The BWEA and its member organisations have responded favourably to the funding promised to help the wind sector.
Adam Bruce BWEA chairman said: “This package of measures deserves a welcome from our industry, and is in line with proposals that we have been working through with government.
“It addresses the short-term economic hurdles we faced due to the fall of the pound against the euro, and the post-Lehman collapse in project finance.
“It also restates the Government’s long-term commitment to the renewable energy sector, and should enable us to unlock up to £10bn of private sector investment in wind and marine energy projects over the coming few years.”
The Budget proposes to review the support given to the offshore wind from Renewables Obligation Certificates by £525m. Electricity supply companies currently receive 1.5 ROCs for every megawatt hour (MWh) of energy they buy from offshore wind farms, which they can then sell on.
Under the Chancellor’s plans this will rise to 2 ROCs for the financial year 2009-2010, and fall back to 1.75 ROCS in 2010-11.
Because of the collapse in bank lending wind schemes currently seeking finance face potential delays, particularly those being developed by independent power companies that have historically relied on project finance to bring wind farms into operation.
Under the arrangement negotiated by the Chancellor the European Investment Bank will make available up to £4 billion for UK renewable schemes which cannot find project finance.
Richard Mardon, managing director of Your Energy Ltd, a leading UK independent onshore wind energy developer said: “The UK has 9GW of wind energy projects on and offshore with planning consent or in construction, as much as 5GW of which could be completed within the next 2-3 years.
“Sorting out funding issues at this stage is crucial if we are to make a decisive step towards reaching our 2020 targets on renewable energy.”
Today also saw the announcement of £405 million in funding for other low carbon energy technologies, including wave and tidal devices – a sector where the UK is currently a world leader in research and development.
The new funding will come via existing programmes such as the Environmental Transformation Fund to assist manufacturers to taking their projects from prototype to the commercial stage.
Alan Moore, the chair of the Government’s Renewables Advisory Board and outgoing Chair of BWEA’s Marine Strategy Group said: “The £405M for low carbon technologies development and deployment is a very promising and much needed budget decision.
“The wave and tidal industry has been fighting for support over the past years and only through determined efforts has made steady progress and established the UK as the world leader in this field.
“With this boost we should see the UK speeding the progress towards exploiting our massive indigenous wave and tidal energy potential.”
Philip Sellwood, chief executive of the Energy Saving Trust, made three points.
He said: “Firstly, the government’s announcement on scrappage contradicts the carbon friendly announcements in the budget such as money for electric vehicles and the increase in fuel duty.

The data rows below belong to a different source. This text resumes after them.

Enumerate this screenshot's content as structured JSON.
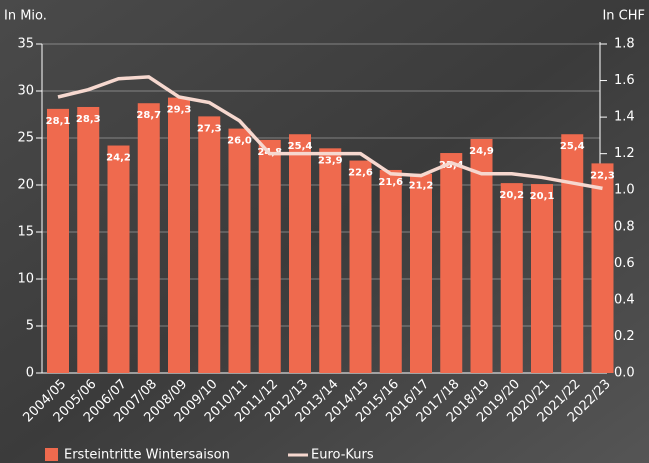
{
  "chart_data": {
    "type": "bar",
    "y_label": "In Mio.",
    "y2_label": "In CHF",
    "categories": [
      "2004/05",
      "2005/06",
      "2006/07",
      "2007/08",
      "2008/09",
      "2009/10",
      "2010/11",
      "2011/12",
      "2012/13",
      "2013/14",
      "2014/15",
      "2015/16",
      "2016/17",
      "2017/18",
      "2018/19",
      "2019/20",
      "2020/21",
      "2021/22",
      "2022/23"
    ],
    "series": [
      {
        "name": "Ersteintritte Wintersaison",
        "color": "#ef6a4e",
        "type": "bar",
        "values": [
          28.1,
          28.3,
          24.2,
          28.7,
          29.3,
          27.3,
          26.0,
          24.8,
          25.4,
          23.9,
          22.6,
          21.6,
          21.2,
          23.4,
          24.9,
          20.2,
          20.1,
          25.4,
          22.3
        ],
        "value_labels": [
          "28,1",
          "28,3",
          "24,2",
          "28,7",
          "29,3",
          "27,3",
          "26,0",
          "24,8",
          "25,4",
          "23,9",
          "22,6",
          "21,6",
          "21,2",
          "23,4",
          "24,9",
          "20,2",
          "20,1",
          "25,4",
          "22,3"
        ]
      },
      {
        "name": "Euro-Kurs",
        "color": "#f6d8cf",
        "type": "line",
        "axis": "y2",
        "values": [
          1.51,
          1.55,
          1.61,
          1.62,
          1.51,
          1.48,
          1.38,
          1.2,
          1.2,
          1.2,
          1.2,
          1.09,
          1.08,
          1.15,
          1.09,
          1.09,
          1.07,
          1.04,
          1.01
        ]
      }
    ],
    "ylim": [
      0,
      35
    ],
    "yticks": [
      0,
      5,
      10,
      15,
      20,
      25,
      30,
      35
    ],
    "y2lim": [
      0,
      1.8
    ],
    "y2ticks": [
      {
        "value": 0,
        "label": "0.0"
      },
      0.2,
      0.4,
      0.6,
      0.8,
      {
        "value": 1,
        "label": "1.0"
      },
      1.2,
      1.4,
      1.6,
      1.8
    ],
    "grid": true
  }
}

This policy will increase car purchase regardless of CO2 emissions and the government has missed a significant opportunity by spending public money to incentivise any car upgrade when they could have incentivised the lowest carbon emission cars.
“Secondly, we welcome this £100m funding for to improve insulation in social housing which will also help to build up the supply chain for other sectors. However this must go hand in hand with measures for private sector housing especially those in private rented accommodation.
“We need more policies to support investment in to making energy efficiency for home owners more affordable and easy to do.
“Thirdly, We also welcome the £100m package to build new homes with high energy efficient standards and the extra £405m for extra support for low carbon industries which will help kick start more energy efficient housing developments.
“However Government must then hold these builders accountable to build to a minimum of Code Level 3, enforced properly, and Government must stick to its long term commitment for even higher standard for all new builds.”